Na investigação sobre as licitações paulistas, a suspeita é de que as empresas formadoras do cartel tenham combinado preços e resultados de concorrências em São Paulo e em Cuiabá a fim de "dividir o bolo" conjunto de contratos, deixando que cada participante ficasse com uma parte das obras e fornecimentos.

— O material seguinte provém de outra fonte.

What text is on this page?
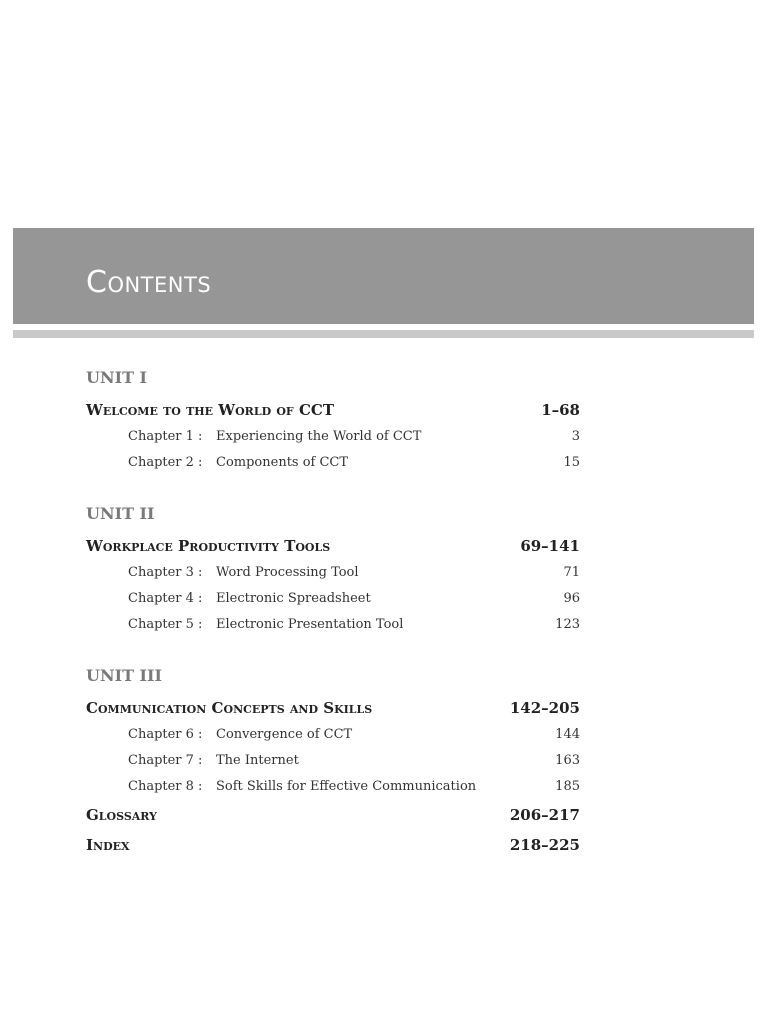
Contents
UNIT I
Welcome to the World of CCT	1–68
Chapter 1 :	Experiencing the World of CCT	3
Chapter 2 :	Components of CCT	15
UNIT II
Workplace Productivity Tools	69–141
Chapter 3 :	Word Processing Tool	71
Chapter 4 :	Electronic Spreadsheet	96
Chapter 5 :	Electronic Presentation Tool	123
UNIT III
Communication Concepts and Skills	142–205
Chapter 6 :	Convergence of CCT	144
Chapter 7 :	The Internet	163
Chapter 8 :	Soft Skills for Effective Communication	185
Glossary	206–217
Index	218–225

Em maio deste ano, a Siemens, multinacional alemã de tecnologia, entregou ao Cade documentação relatando a formação de cartel por cerca de dez empresas, entre as quais a própria Siemens, para acertar o resultado de licitações especialmente para a CPTM (Companhia Paulista de Trens Metropolitanos) e para o Metrô de São Paulo. O cartel estaria operando desde 2000, conforme revelou o jornal Folha de S.Paulo, com base no material entregue pela Siemens às autoridades.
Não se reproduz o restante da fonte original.